Отвечая Раковскому на этом же заседании, Сталин обрушился на него и его поправки. Для этого выступления характерен отчетливо выраженный догматизм, одномерное мышление вкупе с пренебрежительным отношением к советским республикам. При этом, следуя курсу «разделяй и властвуй», Сталин пытался настроить против Раковского делегатов от восточных национальных формирований. Он заявил, что в случае принятия поправок тезисы «будут опрокинуты вверх дном». «Раковский хочет, – вещал он, – чтобы мы, обернувшись к Востоку, вместе с тем обернулись и к Западу. Но это невозможно, товарищи, и неестественно, ибо люди вообще либо в одну сторону поворачиваются лицом, либо в другую, – поворачиваться в обе стороны в одно и то же время нельзя».[445]
Диву даешься, как такая чистейшая и низкопробная демагогия, полное пренебрежение разносторонним, панорамным мышлением не встретили отпора делегатов, среди которых было немало опытных политических деятелей. Но к этому времени Сталин уже сосредоточил в своих руках огромную власть и вступать в перепалку с ним было весьма сложно и опасно. «Государственный фетишизм спутал Раковского», – добавил Сталин, подчеркнув правильность равенства не республик, а национальностей во второй палате ЦИК СССР, особенно в отношении восточных национальностей. Пренебрежение к союзным республикам особенно отчетливо проявилось у него в следующем пассаже полемики с Раковским: «Восточные народы, органически связанные с Китаем, с Индией, связанные с ними языком, религией, обычаями и пр… важны для революции прежде всего. Удельный вес этих маленьких народностей стоит гораздо выше, чем удельный вес Украины».[446]
Венгерские исследователи Л. Белади и Т. Краус отмечают: «Полемика Сталина с Бухариным и Раковским (на XII съезде РКП(б). –
В результате съезд отверг поправки, предложенные Раковским, хотя с критикой сталинской позиции выступили и некоторые другие делегаты – украинцы Г. Ф. Гринько и Н. А. Скрыпник, грузины П. Г. (Буду) Мдивани, Ф. И. Махарадзе, К. М. Цинцадзе. Однако некоторые делегаты от Украины, которые чуть ранее солидаризировались с Раковским, переметнулись на сторону Сталина, отнюдь не убежденные его аргументацией, а преклоняясь перед его огромной властью.
Впрочем, некоторые из них, например Э. И. Квиринг, незадолго перед этим ставший секретарем ЦК КП(б)У, предпринимали неловкие попытки объяснить изменение собственной позиции принципиальными соображениями. Квиринг после голосования выступил на съезде со следующим заявлением: «Тов. Раковский, излагая последнюю поправку, был прав, когда говорил, что вносит ее от имени украинской организации. Правильно также и то, что я, как член ЦК нашей украинской организации, голосовал за эту поправку. Но уже тогда на Украине с некоторыми товарищами я говорил о том, не сделали ли мы в этом вопросе ошибки. Здесь я убедился в том, что действительно эта ошибка была нами сделана, и заключается она, по-моему, главным образом, в том, что это наше предложение национальными автономными республиками может быть понято как попытка ущемить интересы этих национальных республик. Исходя из этих соображений, я голосовал за предложение Сталина, а не за поправку Раковского».[448]
Х. Г. Раковский остался на съезде почти в изоляции. Болгарская исследовательница Ж. Дамянова с полным основанием объясняет причины того, что критическая речь Раковского не получила широкой поддержки, отсутствием ясности у многих большевиков по вопросам национальной политики: «Многие из них все еще разделяли идеалистическое “ультралевое” представление, что социалистическое государство, отменяя частную собственность, отменяет и основу национальных антагонизмов и любых расовых и других предрассудков».[449]
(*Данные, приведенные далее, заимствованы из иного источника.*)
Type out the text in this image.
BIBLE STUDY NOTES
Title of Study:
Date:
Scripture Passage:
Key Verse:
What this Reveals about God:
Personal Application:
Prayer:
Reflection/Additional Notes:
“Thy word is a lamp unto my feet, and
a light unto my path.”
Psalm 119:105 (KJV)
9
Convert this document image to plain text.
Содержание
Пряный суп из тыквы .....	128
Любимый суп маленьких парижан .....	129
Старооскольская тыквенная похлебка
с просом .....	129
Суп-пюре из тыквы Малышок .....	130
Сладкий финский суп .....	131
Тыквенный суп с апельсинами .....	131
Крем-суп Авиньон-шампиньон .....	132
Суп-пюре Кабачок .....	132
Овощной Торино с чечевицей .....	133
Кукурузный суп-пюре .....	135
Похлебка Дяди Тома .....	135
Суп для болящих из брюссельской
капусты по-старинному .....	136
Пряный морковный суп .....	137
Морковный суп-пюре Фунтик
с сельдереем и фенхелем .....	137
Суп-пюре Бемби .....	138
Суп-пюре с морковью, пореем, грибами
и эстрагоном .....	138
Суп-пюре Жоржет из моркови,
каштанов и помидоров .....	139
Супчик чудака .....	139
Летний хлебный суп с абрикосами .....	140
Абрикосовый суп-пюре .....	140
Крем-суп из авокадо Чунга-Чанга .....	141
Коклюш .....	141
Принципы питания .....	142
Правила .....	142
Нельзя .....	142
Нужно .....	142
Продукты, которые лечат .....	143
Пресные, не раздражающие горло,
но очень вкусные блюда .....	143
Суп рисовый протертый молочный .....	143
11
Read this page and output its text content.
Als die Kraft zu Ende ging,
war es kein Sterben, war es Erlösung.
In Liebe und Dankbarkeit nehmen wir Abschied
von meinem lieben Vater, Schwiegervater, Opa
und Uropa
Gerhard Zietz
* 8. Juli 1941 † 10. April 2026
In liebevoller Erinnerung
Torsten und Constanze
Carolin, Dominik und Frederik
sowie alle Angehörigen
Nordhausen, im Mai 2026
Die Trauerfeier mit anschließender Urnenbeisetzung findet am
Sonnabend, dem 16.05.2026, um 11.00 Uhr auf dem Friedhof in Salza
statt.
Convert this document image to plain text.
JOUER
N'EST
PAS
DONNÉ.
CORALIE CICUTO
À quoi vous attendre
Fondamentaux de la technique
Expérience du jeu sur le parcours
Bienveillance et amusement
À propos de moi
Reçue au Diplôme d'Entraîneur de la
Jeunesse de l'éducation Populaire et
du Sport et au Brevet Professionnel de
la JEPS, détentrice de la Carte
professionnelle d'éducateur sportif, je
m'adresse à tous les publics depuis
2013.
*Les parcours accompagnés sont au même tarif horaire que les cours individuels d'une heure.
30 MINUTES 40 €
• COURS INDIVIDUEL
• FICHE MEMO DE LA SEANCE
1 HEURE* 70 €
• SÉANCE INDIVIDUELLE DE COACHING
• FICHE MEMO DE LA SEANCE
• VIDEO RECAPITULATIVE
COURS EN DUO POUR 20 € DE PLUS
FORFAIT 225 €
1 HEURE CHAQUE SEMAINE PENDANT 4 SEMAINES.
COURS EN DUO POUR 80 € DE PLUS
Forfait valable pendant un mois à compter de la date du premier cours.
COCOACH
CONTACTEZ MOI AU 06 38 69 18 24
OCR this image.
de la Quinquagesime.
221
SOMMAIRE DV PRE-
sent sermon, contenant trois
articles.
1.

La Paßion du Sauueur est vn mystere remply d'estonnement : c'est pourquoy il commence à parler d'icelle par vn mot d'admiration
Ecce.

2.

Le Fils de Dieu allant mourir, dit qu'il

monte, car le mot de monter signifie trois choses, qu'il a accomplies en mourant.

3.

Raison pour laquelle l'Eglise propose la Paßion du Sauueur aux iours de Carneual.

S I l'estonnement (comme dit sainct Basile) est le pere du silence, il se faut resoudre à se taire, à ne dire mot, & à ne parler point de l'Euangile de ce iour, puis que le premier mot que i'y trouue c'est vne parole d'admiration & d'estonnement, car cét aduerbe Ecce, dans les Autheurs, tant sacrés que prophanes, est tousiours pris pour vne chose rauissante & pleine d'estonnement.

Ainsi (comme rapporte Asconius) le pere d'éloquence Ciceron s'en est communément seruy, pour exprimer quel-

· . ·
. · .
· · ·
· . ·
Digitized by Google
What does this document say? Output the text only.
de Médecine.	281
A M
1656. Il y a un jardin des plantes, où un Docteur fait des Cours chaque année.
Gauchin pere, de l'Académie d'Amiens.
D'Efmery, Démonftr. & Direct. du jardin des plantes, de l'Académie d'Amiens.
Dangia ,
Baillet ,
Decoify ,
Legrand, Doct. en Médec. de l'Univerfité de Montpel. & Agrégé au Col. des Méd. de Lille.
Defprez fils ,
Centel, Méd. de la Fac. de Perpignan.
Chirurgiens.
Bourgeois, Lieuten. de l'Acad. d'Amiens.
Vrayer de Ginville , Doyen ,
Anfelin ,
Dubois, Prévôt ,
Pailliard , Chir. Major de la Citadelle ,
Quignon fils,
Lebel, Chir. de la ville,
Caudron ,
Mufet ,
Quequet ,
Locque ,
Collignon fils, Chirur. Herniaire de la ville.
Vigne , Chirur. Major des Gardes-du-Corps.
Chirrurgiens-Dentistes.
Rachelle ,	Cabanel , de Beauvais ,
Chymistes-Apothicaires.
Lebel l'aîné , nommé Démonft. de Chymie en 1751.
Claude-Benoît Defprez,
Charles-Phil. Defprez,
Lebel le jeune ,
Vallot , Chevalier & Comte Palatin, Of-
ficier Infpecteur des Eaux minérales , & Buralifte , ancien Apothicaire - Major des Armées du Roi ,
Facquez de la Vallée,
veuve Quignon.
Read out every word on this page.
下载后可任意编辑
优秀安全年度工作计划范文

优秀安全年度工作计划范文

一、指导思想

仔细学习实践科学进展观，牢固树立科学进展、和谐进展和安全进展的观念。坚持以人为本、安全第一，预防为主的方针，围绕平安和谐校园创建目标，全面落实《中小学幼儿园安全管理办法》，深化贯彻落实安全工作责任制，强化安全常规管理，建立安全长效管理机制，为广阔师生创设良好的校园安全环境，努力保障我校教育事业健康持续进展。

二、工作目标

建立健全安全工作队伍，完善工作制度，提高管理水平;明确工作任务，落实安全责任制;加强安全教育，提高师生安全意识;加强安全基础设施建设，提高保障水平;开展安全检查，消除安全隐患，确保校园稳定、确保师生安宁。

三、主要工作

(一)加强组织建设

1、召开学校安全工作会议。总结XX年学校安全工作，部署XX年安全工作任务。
Но нельзя не принимать во внимание, что ко времени XII съезда власть Сталина в партии и в стране делала вступление с ним в любую конфронтацию просто опасным, причем уже он и его присные в полной мере козыряли демагогией, отождествлявшей верность его группе с верностью единству партии. К этому времени уже появились на политической авансцене такие сталинские клевреты, как В. М. Молотов, о котором говорили, что он «каменная задница»,[450]
«дубинка Сталина», и Каганович, игравший роль «цепного пса, которого выпустили, чтобы “рвать” того или другого члена Политбюро, к которому, как он чувствовал, Сталин питал охлаждение».[451]